Admittedly, the concept of disruptive growth investing is recently getting a lot of play in this place. To bottom line the 2021 scenario for this style of investing, it's been trying and performance is abysmal.
Making matters worse for clients is the rapid change in sentiment toward disruptive growth – it was on fire last year – and the facts that the broader market and more traditional growth benchmarks are trading higher in 2021.
All of that is enough to make clients through their hands up in the air in exasperation and abandon innovative growth. That's where advisors come in because failure to keep a level head results in turning temporary losses permanent – a quintessential mistake of the unadvised, impetuous do-it-yourself investor.

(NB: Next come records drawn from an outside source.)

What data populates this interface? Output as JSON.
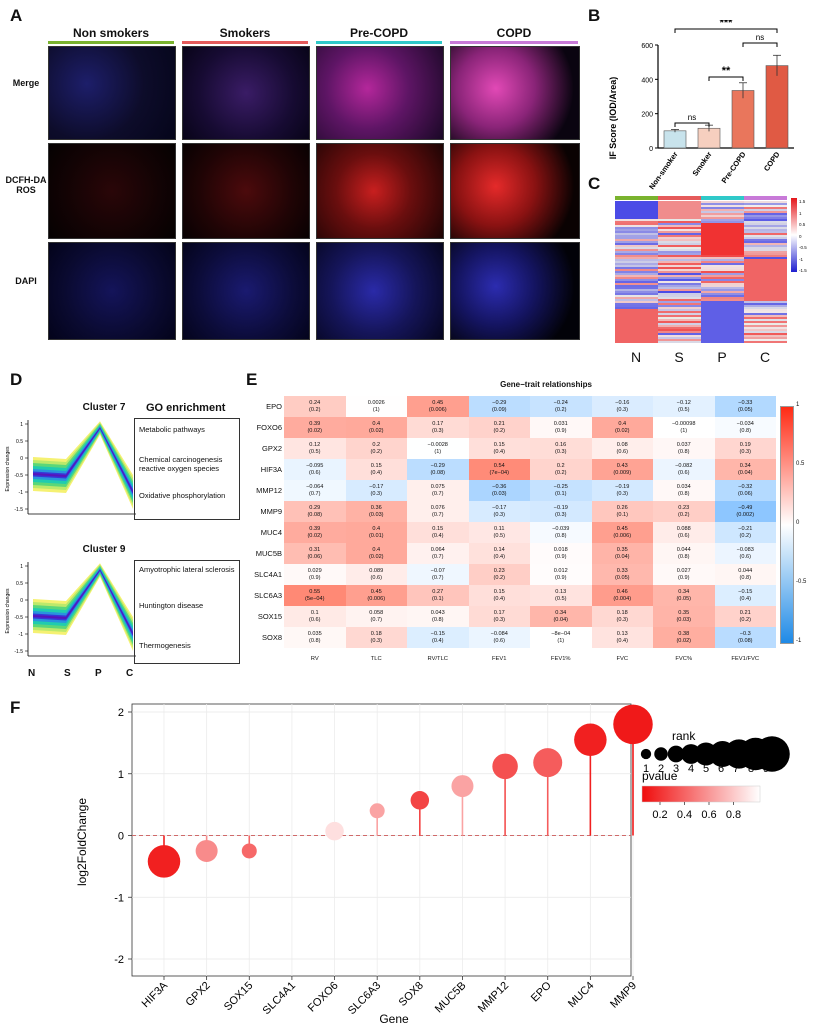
{
  "panelA": {
    "letter": "A",
    "columns": [
      {
        "label": "Non smokers",
        "color": "#7ab32e"
      },
      {
        "label": "Smokers",
        "color": "#e55b5b"
      },
      {
        "label": "Pre-COPD",
        "color": "#2fc9c9"
      },
      {
        "label": "COPD",
        "color": "#c87ad8"
      }
    ],
    "rows": [
      "Merge",
      "DCFH-DA ROS",
      "DAPI"
    ]
  },
  "panelB": {
    "letter": "B",
    "chart_data": {
      "type": "bar",
      "categories": [
        "Non-smoker",
        "Smoker",
        "Pre-COPD",
        "COPD"
      ],
      "values": [
        100,
        115,
        335,
        480
      ],
      "errors": [
        8,
        18,
        45,
        60
      ],
      "colors": [
        "#c8e3ec",
        "#f6cfbf",
        "#e9765c",
        "#e05a44"
      ],
      "ylabel": "IF Score (IOD/Area)",
      "ylim": [
        0,
        600
      ],
      "yticks": [
        "0",
        "200",
        "400",
        "600"
      ],
      "significance": [
        {
          "label": "ns",
          "from": 0,
          "to": 1
        },
        {
          "label": "**",
          "from": 1,
          "to": 2
        },
        {
          "label": "ns",
          "from": 2,
          "to": 3
        },
        {
          "label": "***",
          "from": 0,
          "to": 3
        }
      ]
    }
  },
  "panelC": {
    "letter": "C",
    "xlabels": [
      "N",
      "S",
      "P",
      "C"
    ],
    "group_colors": [
      "#7ab32e",
      "#e55b5b",
      "#2fc9c9",
      "#c87ad8"
    ],
    "scale_ticks": [
      "1.5",
      "1",
      "0.5",
      "0",
      "-0.5",
      "-1",
      "-1.5"
    ]
  },
  "panelD": {
    "letter": "D",
    "go_title": "GO enrichment",
    "ylabel": "Expression changes",
    "xlabels": [
      "N",
      "S",
      "P",
      "C"
    ],
    "clusters": [
      {
        "title": "Cluster 7",
        "terms": [
          "Metabolic pathways",
          "Chemical carcinogenesis reactive oxygen species",
          "Oxidative phosphorylation"
        ]
      },
      {
        "title": "Cluster 9",
        "terms": [
          "Amyotrophic lateral sclerosis",
          "Huntington disease",
          "Thermogenesis"
        ]
      }
    ]
  },
  "panelE": {
    "letter": "E",
    "title": "Gene−trait relationships",
    "genes": [
      "EPO",
      "FOXO6",
      "GPX2",
      "HIF3A",
      "MMP12",
      "MMP9",
      "MUC4",
      "MUC5B",
      "SLC4A1",
      "SLC6A3",
      "SOX15",
      "SOX8"
    ],
    "traits": [
      "RV",
      "TLC",
      "RV/TLC",
      "FEV1",
      "FEV1%",
      "FVC",
      "FVC%",
      "FEV1/FVC"
    ],
    "r": [
      [
        "0.24",
        "0.0026",
        "0.45",
        "−0.29",
        "−0.24",
        "−0.16",
        "−0.12",
        "−0.33"
      ],
      [
        "0.39",
        "0.4",
        "0.17",
        "0.21",
        "0.031",
        "0.4",
        "−0.00098",
        "−0.034"
      ],
      [
        "0.12",
        "0.2",
        "−0.0028",
        "0.15",
        "0.16",
        "0.08",
        "0.037",
        "0.19"
      ],
      [
        "−0.095",
        "0.15",
        "−0.29",
        "0.54",
        "0.2",
        "0.43",
        "−0.082",
        "0.34"
      ],
      [
        "−0.064",
        "−0.17",
        "0.075",
        "−0.36",
        "−0.25",
        "−0.19",
        "0.034",
        "−0.32"
      ],
      [
        "0.29",
        "0.36",
        "0.076",
        "−0.17",
        "−0.19",
        "0.26",
        "0.23",
        "−0.49"
      ],
      [
        "0.39",
        "0.4",
        "0.15",
        "0.11",
        "−0.039",
        "0.45",
        "0.088",
        "−0.21"
      ],
      [
        "0.31",
        "0.4",
        "0.064",
        "0.14",
        "0.018",
        "0.35",
        "0.044",
        "−0.083"
      ],
      [
        "0.029",
        "0.089",
        "−0.07",
        "0.23",
        "0.012",
        "0.33",
        "0.027",
        "0.044"
      ],
      [
        "0.55",
        "0.45",
        "0.27",
        "0.15",
        "0.13",
        "0.46",
        "0.34",
        "−0.15"
      ],
      [
        "0.1",
        "0.058",
        "0.043",
        "0.17",
        "0.34",
        "0.18",
        "0.35",
        "0.21"
      ],
      [
        "0.035",
        "0.18",
        "−0.15",
        "−0.084",
        "−8e−04",
        "0.13",
        "0.38",
        "−0.3"
      ]
    ],
    "p": [
      [
        "(0.2)",
        "(1)",
        "(0.006)",
        "(0.09)",
        "(0.2)",
        "(0.3)",
        "(0.5)",
        "(0.05)"
      ],
      [
        "(0.02)",
        "(0.02)",
        "(0.3)",
        "(0.2)",
        "(0.9)",
        "(0.02)",
        "(1)",
        "(0.8)"
      ],
      [
        "(0.5)",
        "(0.2)",
        "(1)",
        "(0.4)",
        "(0.3)",
        "(0.6)",
        "(0.8)",
        "(0.3)"
      ],
      [
        "(0.6)",
        "(0.4)",
        "(0.08)",
        "(7e−04)",
        "(0.2)",
        "(0.009)",
        "(0.6)",
        "(0.04)"
      ],
      [
        "(0.7)",
        "(0.3)",
        "(0.7)",
        "(0.03)",
        "(0.1)",
        "(0.3)",
        "(0.8)",
        "(0.06)"
      ],
      [
        "(0.08)",
        "(0.03)",
        "(0.7)",
        "(0.3)",
        "(0.3)",
        "(0.1)",
        "(0.2)",
        "(0.002)"
      ],
      [
        "(0.02)",
        "(0.01)",
        "(0.4)",
        "(0.5)",
        "(0.8)",
        "(0.006)",
        "(0.6)",
        "(0.2)"
      ],
      [
        "(0.06)",
        "(0.02)",
        "(0.7)",
        "(0.4)",
        "(0.9)",
        "(0.04)",
        "(0.8)",
        "(0.6)"
      ],
      [
        "(0.9)",
        "(0.6)",
        "(0.7)",
        "(0.2)",
        "(0.9)",
        "(0.05)",
        "(0.9)",
        "(0.8)"
      ],
      [
        "(5e−04)",
        "(0.006)",
        "(0.1)",
        "(0.4)",
        "(0.5)",
        "(0.004)",
        "(0.05)",
        "(0.4)"
      ],
      [
        "(0.6)",
        "(0.7)",
        "(0.8)",
        "(0.3)",
        "(0.04)",
        "(0.3)",
        "(0.03)",
        "(0.2)"
      ],
      [
        "(0.8)",
        "(0.3)",
        "(0.4)",
        "(0.6)",
        "(1)",
        "(0.4)",
        "(0.02)",
        "(0.08)"
      ]
    ],
    "scale_ticks": [
      "1",
      "0.5",
      "0",
      "-0.5",
      "-1"
    ]
  },
  "panelF": {
    "letter": "F",
    "chart_data": {
      "type": "scatter",
      "categories": [
        "HIF3A",
        "GPX2",
        "SOX15",
        "SLC4A1",
        "FOXO6",
        "SLC6A3",
        "SOX8",
        "MUC5B",
        "MMP12",
        "EPO",
        "MUC4",
        "MMP9"
      ],
      "values": [
        -0.42,
        -0.25,
        -0.25,
        null,
        0.07,
        0.4,
        0.57,
        0.8,
        1.12,
        1.18,
        1.55,
        1.8
      ],
      "rank": [
        7,
        4,
        2,
        null,
        3,
        2,
        3,
        4,
        5,
        6,
        7,
        9
      ],
      "pvalue": [
        0.05,
        0.5,
        0.35,
        null,
        0.85,
        0.6,
        0.2,
        0.6,
        0.25,
        0.3,
        0.05,
        0.02
      ],
      "xlabel": "Gene",
      "ylabel": "log2FoldChange",
      "ylim": [
        -2,
        2
      ],
      "yticks": [
        "-2",
        "-1",
        "0",
        "1",
        "2"
      ],
      "legend_rank_title": "rank",
      "legend_rank_values": [
        "1",
        "2",
        "3",
        "4",
        "5",
        "6",
        "7",
        "8",
        "9"
      ],
      "legend_pvalue_title": "pvalue",
      "legend_pvalue_ticks": [
        "0.2",
        "0.4",
        "0.6",
        "0.8"
      ]
    }
  }
}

Time will tell, but it's not unreasonable to say that after this year's rough sledding, disruptive growth stocks and funds are nearing bottoms, meaning those departing the style today could be committing the mistake of selling low. They might also be missing out on rare value opportunities in stocks that are usually considered richly valued.
Straight From the Source
As advisors and clients know, when it comes to disruptive growth investing, some of the names most synonymous with this style are ARK Investment Management and the firms, chief executive officer and chief investment officer Cathie Wood.
Like any fund issuer and manager when times are good, ARK and Wood were the toast of the town last year. This year, some naysayers seem to be relishing the fact that ARK exchange traded funds are enduring a rough patch. However, penning the obituary of the firm and disruptive growth investing at large is likely to prove foolhardy.

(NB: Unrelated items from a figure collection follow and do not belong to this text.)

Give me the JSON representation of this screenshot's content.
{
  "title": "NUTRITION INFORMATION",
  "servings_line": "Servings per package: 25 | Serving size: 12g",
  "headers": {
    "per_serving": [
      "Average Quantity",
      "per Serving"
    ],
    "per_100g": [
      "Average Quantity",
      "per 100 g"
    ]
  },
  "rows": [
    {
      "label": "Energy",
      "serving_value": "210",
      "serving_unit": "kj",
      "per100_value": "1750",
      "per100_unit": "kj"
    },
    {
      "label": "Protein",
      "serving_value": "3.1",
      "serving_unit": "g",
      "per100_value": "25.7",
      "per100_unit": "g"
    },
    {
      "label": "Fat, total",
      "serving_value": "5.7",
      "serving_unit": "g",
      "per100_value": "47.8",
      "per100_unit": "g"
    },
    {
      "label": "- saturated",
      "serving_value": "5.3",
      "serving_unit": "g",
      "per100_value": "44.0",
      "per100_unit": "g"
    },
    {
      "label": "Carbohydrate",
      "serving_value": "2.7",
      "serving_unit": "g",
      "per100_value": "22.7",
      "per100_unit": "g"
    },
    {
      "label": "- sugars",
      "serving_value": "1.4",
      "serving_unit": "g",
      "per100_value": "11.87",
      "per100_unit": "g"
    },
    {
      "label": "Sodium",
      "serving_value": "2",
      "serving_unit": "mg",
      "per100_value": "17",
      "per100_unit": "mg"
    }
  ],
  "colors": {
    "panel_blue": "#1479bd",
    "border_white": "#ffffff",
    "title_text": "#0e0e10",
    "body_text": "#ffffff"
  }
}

This is an opportunity for advisors because, as noted above, there's certainly temptation among clients to abandon this style today, likely doing so at close-to-bottom pricing. Advisors can impart upon clients nothing moves up in straight line fashion and disruptive growth, while it can rapidly reward, also requires ample patience.

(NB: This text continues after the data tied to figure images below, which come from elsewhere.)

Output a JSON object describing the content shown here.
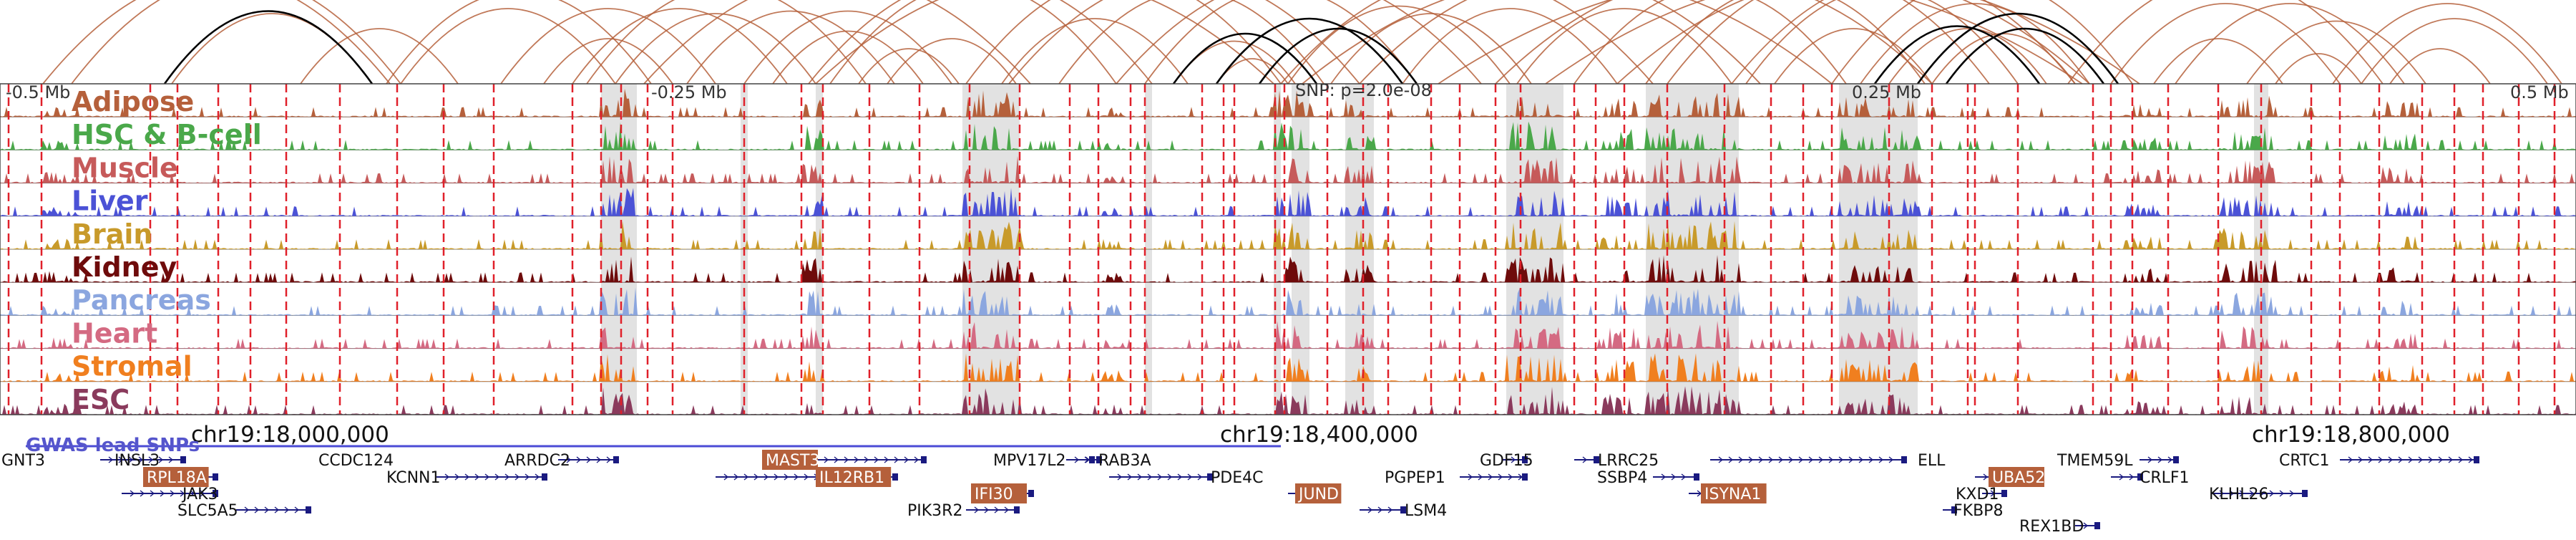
{
  "scale": {
    "left_label": "-0.5 Mb",
    "mid_left_label": "-0.25 Mb",
    "snp_label": "SNP: p=2.0e-08",
    "mid_right_label": "0.25 Mb",
    "right_label": "0.5 Mb"
  },
  "tracks": [
    {
      "name": "Adipose",
      "color": "#b5603b"
    },
    {
      "name": "HSC & B-cell",
      "color": "#4aa84a"
    },
    {
      "name": "Muscle",
      "color": "#c65a5a"
    },
    {
      "name": "Liver",
      "color": "#4b52d6"
    },
    {
      "name": "Brain",
      "color": "#c89a2a"
    },
    {
      "name": "Kidney",
      "color": "#6e0b0b"
    },
    {
      "name": "Pancreas",
      "color": "#8ba6df"
    },
    {
      "name": "Heart",
      "color": "#d46a82"
    },
    {
      "name": "Stromal",
      "color": "#f07f1f"
    },
    {
      "name": "ESC",
      "color": "#8a3a5c"
    }
  ],
  "coords": [
    {
      "label": "chr19:18,000,000"
    },
    {
      "label": "chr19:18,400,000"
    },
    {
      "label": "chr19:18,800,000"
    }
  ],
  "gwas_label": "GWAS lead SNPs",
  "genes": [
    {
      "label": "GNT3"
    },
    {
      "label": "INSL3"
    },
    {
      "label": "RPL18A",
      "highlight": true
    },
    {
      "label": "JAK3"
    },
    {
      "label": "SLC5A5"
    },
    {
      "label": "CCDC124"
    },
    {
      "label": "KCNN1"
    },
    {
      "label": "ARRDC2"
    },
    {
      "label": "MAST3",
      "highlight": true
    },
    {
      "label": "IL12RB1",
      "highlight": true
    },
    {
      "label": "MPV17L2"
    },
    {
      "label": "IFI30",
      "highlight": true
    },
    {
      "label": "PIK3R2"
    },
    {
      "label": "RAB3A"
    },
    {
      "label": "PDE4C"
    },
    {
      "label": "JUND",
      "highlight": true
    },
    {
      "label": "LSM4"
    },
    {
      "label": "PGPEP1"
    },
    {
      "label": "GDF15"
    },
    {
      "label": "LRRC25"
    },
    {
      "label": "SSBP4"
    },
    {
      "label": "ISYNA1",
      "highlight": true
    },
    {
      "label": "ELL"
    },
    {
      "label": "UBA52",
      "highlight": true
    },
    {
      "label": "KXD1"
    },
    {
      "label": "FKBP8"
    },
    {
      "label": "REX1BD"
    },
    {
      "label": "TMEM59L"
    },
    {
      "label": "CRLF1"
    },
    {
      "label": "KLHL26"
    },
    {
      "label": "CRTC1"
    }
  ],
  "colors": {
    "arc": "#b5603b",
    "arc_strong": "#000000",
    "snp_line": "#e0202a",
    "gene_highlight": "#b5603b",
    "gene_line": "#1a1a80",
    "gwas": "#4b4bd6"
  }
}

“Our primary message is that innovation solves problems and is expected to transform human lives at an accelerated rate during the next five to ten years,” says Wood in a recent report. “We also reiterate that we take advantage of volatility during corrections and concentrate our portfolios toward our highest conviction stocks.”
Smartly, she also addresses the concentration in ARK ETFs, including the flagship ARK Innovation ETF (NYSEARCA:ARKK). This is another sport of criticism for the old guard that so frequently crow about diversification, old school active management or low-cost beta funds.
“According to our current estimates, our more concentrated flagship strategy today could deliver a 40% compound annual rate of return during the next five years. Only one other time in ARK’s history, at the end of 2018, has the five-year return projection been that high,” notes Wood.
Translation: When disruptive growth rebounds, concentration and conviction will likely work in investors' favor.
Value to Be Had?
Advisors can be forgiven if they don't readily associate the likes of Tesla (NASDAQ:TSLA), Teladoc (NYSE:TDOC) and Zoom (NASDAQ:ZM) – all ARKK components – with value. In the traditional sense, these are not value stocks. No disruptive growth names are.
However, as Wood points out, there is currently a deep value argument for some disruptive growth names – another sign abandoning this style today could result in a turning a temporary bad thing into a major permanent mistake. In fact, another mistake might just be assuming that broader benchmarks are going to cut it as disruption takes hold.
“Unlike many innovation-related stocks, equity benchmarks are selling at record high prices and near record high valuations, 26x for the S&P 500 and 127x for the Nasdaq on a trailing twelve-month basis,” says Wood. “Yet, the five major innovation platforms which involve 14 technologies are likely to transform the existing world order that the benchmarks represent.”